Das Ergebnis ist ein asymmetrisches Gehäuse, das irgendwo zwischen Calatrava und Cartier Crash angesiedelt ist, ohne den Eindruck zu erwecken, von einem der beiden abgeleitet zu sein. Der Mirage misst 42 mm von Lasche zu Lasche und ist 33,5 mm breit. Ich habe im März einen Prototyp anprobiert und die organischen Linien schienen sich ganz natürlich an mein Handgelenk anzupassen.

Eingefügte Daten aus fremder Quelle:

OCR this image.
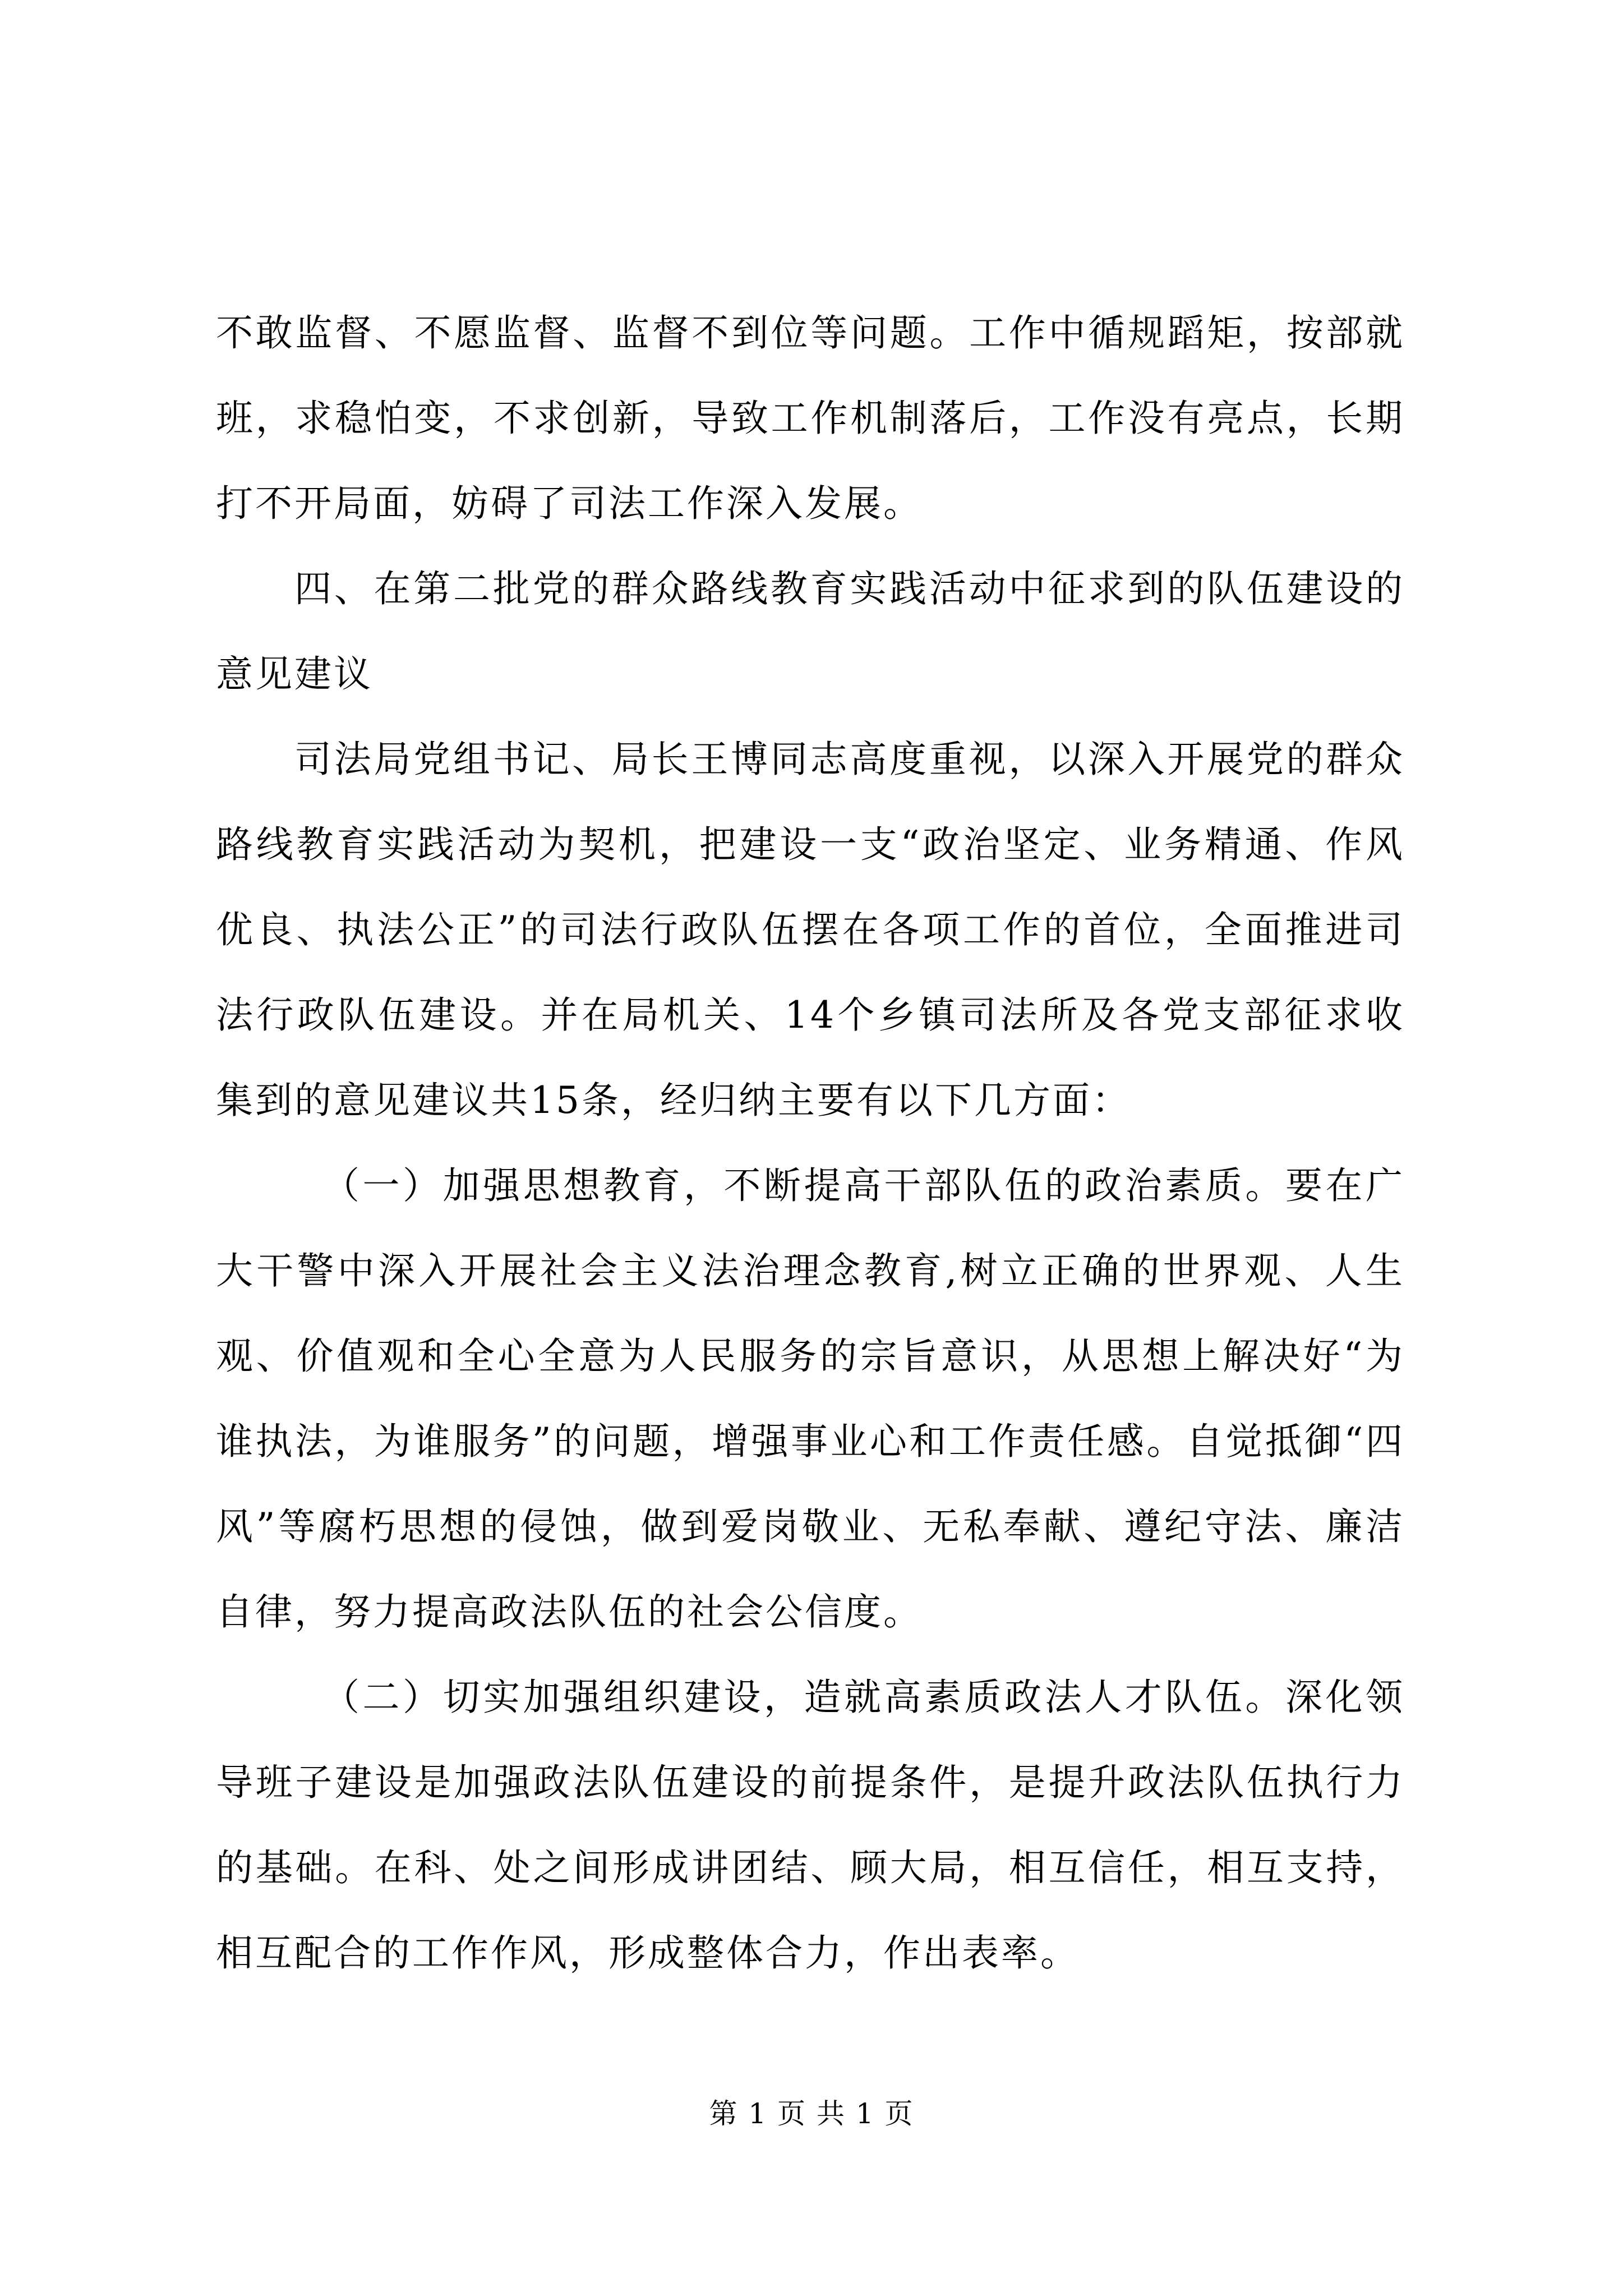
不敢监督、不愿监督、监督不到位等问题。工作中循规蹈矩，按部就班，求稳怕变，不求创新，导致工作机制落后，工作没有亮点，长期打不开局面，妨碍了司法工作深入发展。

四、在第二批党的群众路线教育实践活动中征求到的队伍建设的意见建议

司法局党组书记、局长王博同志高度重视，以深入开展党的群众路线教育实践活动为契机，把建设一支“政治坚定、业务精通、作风优良、执法公正”的司法行政队伍摆在各项工作的首位，全面推进司法行政队伍建设。并在局机关、14个乡镇司法所及各党支部征求收集到的意见建议共15条，经归纳主要有以下几方面：

（一）加强思想教育，不断提高干部队伍的政治素质。要在广大干警中深入开展社会主义法治理念教育,树立正确的世界观、人生观、价值观和全心全意为人民服务的宗旨意识，从思想上解决好“为谁执法，为谁服务”的问题，增强事业心和工作责任感。自觉抵御“四风”等腐朽思想的侵蚀，做到爱岗敬业、无私奉献、遵纪守法、廉洁自律，努力提高政法队伍的社会公信度。

（二）切实加强组织建设，造就高素质政法人才队伍。深化领导班子建设是加强政法队伍建设的前提条件，是提升政法队伍执行力的基础。在科、处之间形成讲团结、顾大局，相互信任，相互支持，相互配合的工作作风，形成整体合力，作出表率。

第 1 页 共 1 页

Abhängig von Ihrer Perspektive ist das Design des Mirage entweder Kunst neben Dali oder ein Calatrava, der nach ein paar Krügen Sangria aus der Bar wackelt. Für mich ist es durchdacht und zusammenhängend, aber das liegt daran, dass es mehr ist als nur ein Design, das den Trend zu geformten Uhren aufgreift. Typografie, Zifferblatt, Gehäuse und Uhrwerk sind alle Teil einer kohärenten Vision der Uhrmacherkunst, bei der Mechanik und Design einander dienen. Sogar die geschwungenen Brücken der massiven Unruh spiegeln die Linien des Gehäuses und des Zifferblatts wider.

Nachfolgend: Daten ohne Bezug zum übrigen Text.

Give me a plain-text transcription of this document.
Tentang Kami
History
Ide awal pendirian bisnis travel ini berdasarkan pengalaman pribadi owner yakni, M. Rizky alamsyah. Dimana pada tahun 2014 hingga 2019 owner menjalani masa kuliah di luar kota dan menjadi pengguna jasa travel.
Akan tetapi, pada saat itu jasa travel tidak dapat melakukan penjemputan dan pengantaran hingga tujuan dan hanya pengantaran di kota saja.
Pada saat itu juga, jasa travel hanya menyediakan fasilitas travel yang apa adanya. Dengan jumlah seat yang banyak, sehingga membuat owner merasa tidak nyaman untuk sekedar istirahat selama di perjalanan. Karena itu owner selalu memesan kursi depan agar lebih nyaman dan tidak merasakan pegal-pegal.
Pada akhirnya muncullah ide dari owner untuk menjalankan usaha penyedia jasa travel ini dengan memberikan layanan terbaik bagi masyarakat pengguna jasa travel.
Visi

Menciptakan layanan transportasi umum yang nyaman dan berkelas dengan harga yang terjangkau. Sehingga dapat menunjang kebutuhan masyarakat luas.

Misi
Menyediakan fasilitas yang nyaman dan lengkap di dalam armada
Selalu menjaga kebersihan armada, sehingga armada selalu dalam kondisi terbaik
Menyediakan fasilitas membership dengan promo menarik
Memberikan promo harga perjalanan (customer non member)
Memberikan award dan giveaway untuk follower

Abgesehen vom Kaliber ist die Mirage komplett aus Gold gefertigt: Zifferblatt, Zeiger, Gehäuse und sogar die Federstege bestehen aus 18-karätigem Gold. Berneron sagt, er habe diese Entscheidung getroffen, nachdem er während der Entwicklung Feedback von Enthusiasten erhalten hatte. „Machen Sie keine Abstriche“, lautete der Ratschlag interessierter Enthusiasten.

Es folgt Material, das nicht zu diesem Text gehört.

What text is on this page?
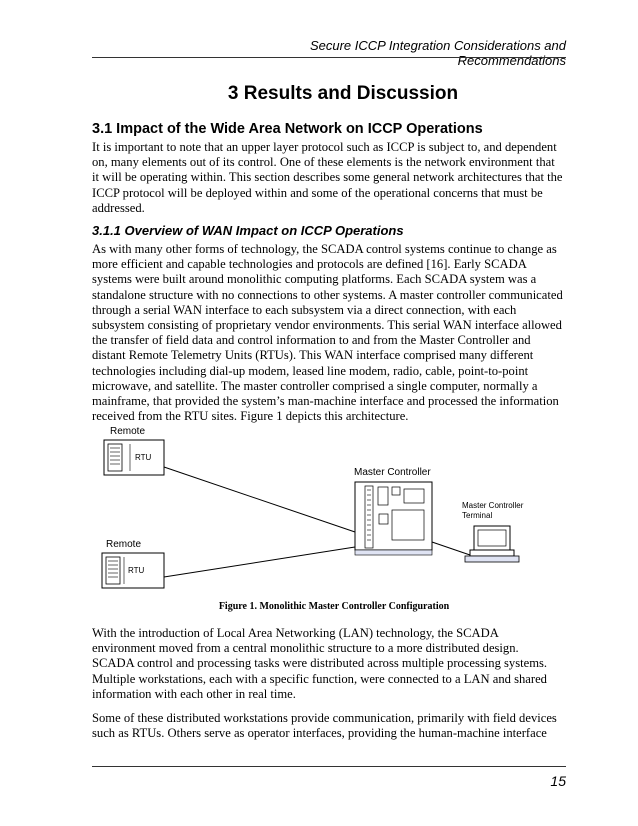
Secure ICCP Integration Considerations and Recommendations
3 Results and Discussion
3.1 Impact of the Wide Area Network on ICCP Operations
It is important to note that an upper layer protocol such as ICCP is subject to, and dependent
on, many elements out of its control. One of these elements is the network environment that
it will be operating within. This section describes some general network architectures that the
ICCP protocol will be deployed within and some of the operational concerns that must be
addressed.
3.1.1 Overview of WAN Impact on ICCP Operations
As with many other forms of technology, the SCADA control systems continue to change as
more efficient and capable technologies and protocols are defined [16]. Early SCADA
systems were built around monolithic computing platforms. Each SCADA system was a
standalone structure with no connections to other systems. A master controller communicated
through a serial WAN interface to each subsystem via a direct connection, with each
subsystem consisting of proprietary vendor environments. This serial WAN interface allowed
the transfer of field data and control information to and from the Master Controller and
distant Remote Telemetry Units (RTUs). This WAN interface comprised many different
technologies including dial-up modem, leased line modem, radio, cable, point-to-point
microwave, and satellite. The master controller comprised a single computer, normally a
mainframe, that provided the system’s man-machine interface and processed the information
received from the RTU sites. Figure 1 depicts this architecture.
Remote
RTU
Remote
RTU
Master Controller
Master Controller Terminal
Figure 1. Monolithic Master Controller Configuration
With the introduction of Local Area Networking (LAN) technology, the SCADA
environment moved from a central monolithic structure to a more distributed design.
SCADA control and processing tasks were distributed across multiple processing systems.
Multiple workstations, each with a specific function, were connected to a LAN and shared
information with each other in real time.
Some of these distributed workstations provide communication, primarily with field devices
such as RTUs. Others serve as operator interfaces, providing the human-machine interface
15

In 100 Jahren öffnet ein Uhrmacher meine Uhr – welches Gefühl soll er haben?“

– SYLVAIN BERNERON
„Als ich Berneron gründete, fragte ich mich: ‚Wenn ich 100 Jahre nach der ersten Armbanduhr komme, warum sollten sich die Leute dann dafür interessieren, was ich tue?‘“, sagt Berneron. „Wenn es sich nur um ein weiteres reines Zeitstück handelt, sollten sich die Leute einfach eine Patek oder Lange kaufen. Aber soweit ich weiß, ist dieser Ansatz, ein geformtes Uhrwerk in eine geformte Uhr zu integrieren, bei modernen Uhren einzigartig.“

Berneron bietet die Mirage in zwei Versionen an: in der Gelbgoldversion „Sienna“ und in der Weißgoldversion „Preußisch Blau“. Beide verfügen über ein von Sektorzifferblättern inspiriertes Layout mit einer von Berneron entworfenen Schriftart. Auch die goldenen Zeiger sind geschwungen; Aufgrund dieser unregelmäßigen Form können sie nicht mit den gleichen Werkzeugen wie für gerade Hände hergestellt werden und werden von Hand gefräst und poliert.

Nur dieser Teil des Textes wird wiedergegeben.